Pantomime is formulaic by its very nature but certain things here seem more 'by the numbers' than they should - the messy cooking scene that failed to ignite, the wan efforts by the Dame to engage individual audience members with a notably weak running gag, the perfunctory audience singalong.
There is still much to enjoy, chief among them Sharon D Clarke's bad tempered, wondrously imperious Jamaican bad fairy ("Bow down all you horrendous Hackneytonians"). Most of the moments when the show lifts off (and to be fair, there are quite a few) tend to be hers.
Plus there's Kat B: a Hackney panto regular and an unabashed joy as Denzil the dragon (yes really). Like Clarke, he works the audience in a way that eludes some of his less panto-experienced colleagues.

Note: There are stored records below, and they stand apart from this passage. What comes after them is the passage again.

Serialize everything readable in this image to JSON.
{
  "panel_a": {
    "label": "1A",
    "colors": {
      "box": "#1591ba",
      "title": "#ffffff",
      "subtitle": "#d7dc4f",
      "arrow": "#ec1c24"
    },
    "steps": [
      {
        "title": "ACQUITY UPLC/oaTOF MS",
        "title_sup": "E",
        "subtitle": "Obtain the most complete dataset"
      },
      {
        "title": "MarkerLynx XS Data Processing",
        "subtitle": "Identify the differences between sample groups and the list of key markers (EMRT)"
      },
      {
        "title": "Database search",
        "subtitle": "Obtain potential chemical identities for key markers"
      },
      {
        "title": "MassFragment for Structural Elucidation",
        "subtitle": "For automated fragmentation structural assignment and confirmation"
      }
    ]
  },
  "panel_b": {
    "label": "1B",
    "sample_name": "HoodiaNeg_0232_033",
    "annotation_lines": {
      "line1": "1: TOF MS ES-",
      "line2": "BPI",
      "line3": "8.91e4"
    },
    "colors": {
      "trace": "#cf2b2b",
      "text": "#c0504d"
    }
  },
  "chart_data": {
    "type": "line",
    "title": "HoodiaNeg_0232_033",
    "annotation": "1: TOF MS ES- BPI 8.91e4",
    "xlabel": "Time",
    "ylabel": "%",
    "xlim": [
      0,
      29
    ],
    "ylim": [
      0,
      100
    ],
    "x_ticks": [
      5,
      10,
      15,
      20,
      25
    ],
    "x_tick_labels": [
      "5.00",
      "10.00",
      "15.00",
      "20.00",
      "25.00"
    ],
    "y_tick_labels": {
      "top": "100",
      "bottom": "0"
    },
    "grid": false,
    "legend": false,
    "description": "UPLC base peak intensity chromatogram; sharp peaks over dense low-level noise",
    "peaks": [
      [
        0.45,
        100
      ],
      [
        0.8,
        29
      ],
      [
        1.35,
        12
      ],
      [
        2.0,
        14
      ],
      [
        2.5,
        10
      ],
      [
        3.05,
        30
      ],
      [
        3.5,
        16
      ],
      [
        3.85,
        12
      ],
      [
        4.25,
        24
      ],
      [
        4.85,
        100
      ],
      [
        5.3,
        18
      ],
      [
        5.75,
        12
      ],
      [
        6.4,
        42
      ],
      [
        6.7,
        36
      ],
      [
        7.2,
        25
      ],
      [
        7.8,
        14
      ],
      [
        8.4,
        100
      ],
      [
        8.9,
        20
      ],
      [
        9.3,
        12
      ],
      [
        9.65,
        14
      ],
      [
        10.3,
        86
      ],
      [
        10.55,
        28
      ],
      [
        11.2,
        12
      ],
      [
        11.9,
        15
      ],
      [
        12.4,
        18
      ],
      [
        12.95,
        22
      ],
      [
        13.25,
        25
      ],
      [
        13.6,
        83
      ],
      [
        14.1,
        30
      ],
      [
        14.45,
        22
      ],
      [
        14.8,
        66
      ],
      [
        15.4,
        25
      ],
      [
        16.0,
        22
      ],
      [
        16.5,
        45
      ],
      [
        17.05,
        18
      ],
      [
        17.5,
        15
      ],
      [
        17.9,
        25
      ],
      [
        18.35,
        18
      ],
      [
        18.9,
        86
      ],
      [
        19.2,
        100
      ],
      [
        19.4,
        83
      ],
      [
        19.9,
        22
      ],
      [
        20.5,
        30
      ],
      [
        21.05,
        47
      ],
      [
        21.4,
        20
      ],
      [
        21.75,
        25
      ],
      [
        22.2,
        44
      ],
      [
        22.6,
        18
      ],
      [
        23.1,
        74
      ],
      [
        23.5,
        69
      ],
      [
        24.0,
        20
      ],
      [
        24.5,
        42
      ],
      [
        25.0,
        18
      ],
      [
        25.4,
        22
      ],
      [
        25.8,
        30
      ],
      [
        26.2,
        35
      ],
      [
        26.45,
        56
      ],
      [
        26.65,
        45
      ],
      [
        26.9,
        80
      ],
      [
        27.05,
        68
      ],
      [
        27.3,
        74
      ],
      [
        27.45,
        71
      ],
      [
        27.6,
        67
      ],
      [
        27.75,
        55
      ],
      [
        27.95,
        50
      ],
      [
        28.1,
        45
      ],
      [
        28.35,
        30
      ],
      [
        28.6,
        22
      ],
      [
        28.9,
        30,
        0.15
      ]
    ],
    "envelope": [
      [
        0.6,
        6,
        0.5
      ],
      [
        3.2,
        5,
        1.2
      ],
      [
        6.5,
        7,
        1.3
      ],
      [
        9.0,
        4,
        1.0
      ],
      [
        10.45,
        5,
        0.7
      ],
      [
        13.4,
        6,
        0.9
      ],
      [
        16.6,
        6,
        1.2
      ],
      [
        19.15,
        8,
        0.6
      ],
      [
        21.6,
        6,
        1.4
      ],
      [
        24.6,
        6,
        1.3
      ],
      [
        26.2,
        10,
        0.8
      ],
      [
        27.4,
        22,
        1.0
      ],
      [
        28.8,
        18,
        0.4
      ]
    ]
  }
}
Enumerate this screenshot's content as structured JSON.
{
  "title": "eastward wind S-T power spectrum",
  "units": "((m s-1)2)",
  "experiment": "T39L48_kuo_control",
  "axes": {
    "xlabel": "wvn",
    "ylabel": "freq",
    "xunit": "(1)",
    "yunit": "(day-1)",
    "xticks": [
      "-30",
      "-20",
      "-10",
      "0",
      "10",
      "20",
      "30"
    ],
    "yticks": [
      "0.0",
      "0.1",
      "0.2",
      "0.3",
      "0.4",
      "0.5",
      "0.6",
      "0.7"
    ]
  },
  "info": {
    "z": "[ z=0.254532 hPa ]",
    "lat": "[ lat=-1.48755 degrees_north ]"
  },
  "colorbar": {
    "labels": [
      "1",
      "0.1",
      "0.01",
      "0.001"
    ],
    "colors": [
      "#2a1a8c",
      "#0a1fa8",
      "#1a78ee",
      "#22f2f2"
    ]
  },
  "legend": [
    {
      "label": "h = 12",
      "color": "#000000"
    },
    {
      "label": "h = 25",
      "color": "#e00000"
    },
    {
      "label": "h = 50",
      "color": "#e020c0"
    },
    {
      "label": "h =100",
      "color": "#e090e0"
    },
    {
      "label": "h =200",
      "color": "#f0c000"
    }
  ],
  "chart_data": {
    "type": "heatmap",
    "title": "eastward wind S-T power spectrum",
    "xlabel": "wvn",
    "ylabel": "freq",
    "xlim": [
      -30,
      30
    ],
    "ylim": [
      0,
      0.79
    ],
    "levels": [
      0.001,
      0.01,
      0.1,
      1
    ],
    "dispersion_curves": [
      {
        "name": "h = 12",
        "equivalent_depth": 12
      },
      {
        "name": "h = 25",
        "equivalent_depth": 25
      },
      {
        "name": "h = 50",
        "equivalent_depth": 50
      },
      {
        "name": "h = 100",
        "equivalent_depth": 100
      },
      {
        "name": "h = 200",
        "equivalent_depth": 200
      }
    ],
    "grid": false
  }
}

Gavin Spokes' Nanny Nora is a little subdued: likeable enough but lacking that spark of lunatic joy and inexplicable pathos that makes a truly great Dame. No qualms at all however about Alexia Khadime, utterly terrific as the eponymous 'Beauty' though she's no diffident damsel: rather she is funny, feisty, and very much her own woman. Plus she sings like a diva. This is a genuinely and refreshingly modern heroine.
It's a jolly night out, pitched at almost the right point between delighting the kids and not alienating the adults. It's just not quite the Hackney team at the top of their game.
Sleeping Beauty runs at Hackney Empire until 8 January.